An important note: it took Moody’s less than 24 hours to upgrade California’s credit rating after seeing this budget—from A1 to Aa3—and predictably, those pension provisions were a big reason why. That’s important, because states need all the positive reinforcement they can get when it comes to making these politically tough decisions.

And they were politically tough (albeit economically obvious) decisions—the California Teachers Association donated $290,000 to state politicians during the last election cycle, and put $4.7 million in Gov. Brown’s coffers to help elect him in 2010.

Okay, now the details of the budget.

The portion of the budget summary that addresses the state’s pension systems, which you can read here, leads with this line:

In its 101‑year history, contributions to CalSTRS have rarely aligned with investment income to meet the promises owed to retired teachers, community college instructors, and school administrators.

Indeed.
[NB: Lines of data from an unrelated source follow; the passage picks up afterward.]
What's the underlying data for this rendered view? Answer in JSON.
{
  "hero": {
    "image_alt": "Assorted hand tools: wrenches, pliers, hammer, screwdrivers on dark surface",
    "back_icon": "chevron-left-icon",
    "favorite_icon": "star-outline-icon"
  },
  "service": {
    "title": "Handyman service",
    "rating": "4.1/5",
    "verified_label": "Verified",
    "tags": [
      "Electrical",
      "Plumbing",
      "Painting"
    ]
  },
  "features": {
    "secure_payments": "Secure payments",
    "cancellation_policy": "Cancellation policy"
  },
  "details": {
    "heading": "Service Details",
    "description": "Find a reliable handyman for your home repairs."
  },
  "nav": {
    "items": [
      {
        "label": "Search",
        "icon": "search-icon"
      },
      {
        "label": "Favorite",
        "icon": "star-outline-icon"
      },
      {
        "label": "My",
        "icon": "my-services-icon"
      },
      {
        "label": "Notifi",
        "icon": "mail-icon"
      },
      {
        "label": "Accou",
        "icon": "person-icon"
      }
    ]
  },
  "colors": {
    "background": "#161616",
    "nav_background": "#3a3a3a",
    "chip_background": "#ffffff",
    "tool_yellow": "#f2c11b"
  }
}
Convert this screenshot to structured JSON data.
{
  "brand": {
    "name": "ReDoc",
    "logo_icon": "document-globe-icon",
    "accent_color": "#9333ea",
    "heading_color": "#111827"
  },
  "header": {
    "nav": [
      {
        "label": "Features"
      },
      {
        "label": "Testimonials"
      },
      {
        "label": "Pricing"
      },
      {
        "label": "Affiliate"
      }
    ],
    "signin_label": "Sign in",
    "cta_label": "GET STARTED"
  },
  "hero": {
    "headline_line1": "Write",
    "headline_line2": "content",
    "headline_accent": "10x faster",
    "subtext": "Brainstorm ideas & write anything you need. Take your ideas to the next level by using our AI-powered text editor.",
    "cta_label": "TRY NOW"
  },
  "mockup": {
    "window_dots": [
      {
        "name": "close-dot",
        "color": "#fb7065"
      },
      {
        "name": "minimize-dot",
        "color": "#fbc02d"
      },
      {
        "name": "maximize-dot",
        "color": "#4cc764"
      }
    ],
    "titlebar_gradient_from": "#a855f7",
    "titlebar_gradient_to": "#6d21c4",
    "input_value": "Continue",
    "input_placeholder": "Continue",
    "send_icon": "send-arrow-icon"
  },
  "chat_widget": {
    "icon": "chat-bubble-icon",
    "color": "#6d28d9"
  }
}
That’s refreshingly honest, even if those issues only represent a fraction of California’s larger pension problems.

To be fair, the state’s recent pension reform law addressed some of these issues in 2012 by raising retirement ages and reducing benefits. But it wasn’t enough, and the budget says as much:

Even with those changes, and despite recent investment success, the viability of CalSTRS ultimately requires significant new money on an annual basis.

My god, the state budget has become self-aware! And it doesn’t matter if lawmakers are playing the part of Captain Obvious here. It’s still a positive sign to see this stuff, in writing, in the document that’ll be determining the state’s expenditures for the next fiscal year.

Onto the numbers: The budget directs an additional $276 million in contributions from teachers, schools and the state to the CALSTRS system in fiscal year 2014-15. That will be accomplished by:

  • Increasing teacher contribution rates from 8 percent of pay to 10.25 percent of pay, to be phased in over the next three years.
  • Increasing school contribution rates from 8.25 percent of payroll to 19.1 percent of payroll, to be phased in over the next seven years.
  • Increasing the state’s contribution rate from 3 percent of payroll to 6.3 percent of payroll over the next three years.

The budget gives the CALSTRS Board the authority to increase school and state contributions if they see fit. On the other hand, the Board gets the authority to reduce them, too.

CalPERS is also set to receive a big contribution from the state, which is good news because California was consistently lagging behind in that department before modestly increasing its contribution last year. But 2014 represents a big step forward, as the state increases its contribution by 20 percent.

Screen shot 2014-06-26 at 5.36.15 PM

This coming fiscal year (2014-15) will also represent the 7th straight year California has increased its contribution to CalSTRS. All told, the plan is to fully fund CALSTRS in 30 years.

Of course, that projection is contingent on CalSTRS meeting its investment return assumptions, which currently sit at 7.5% annually. How likely is it to meet that target over the next 30 years?

“Highly unlikely,” said Gov. Brown at a press conference back in May.

He’s right. And it’s important to maintain perspective.

This is but a small step on the road to responsibly managing the state’s pension funds. Declaring victory now is like buying a house on a 30-year mortgage, making the first payment without a hitch and then proclaiming, “We did it!”

All the same, it is a step forward, and you need to crawl before you can walk. Let’s hope California learns how to run sooner than later.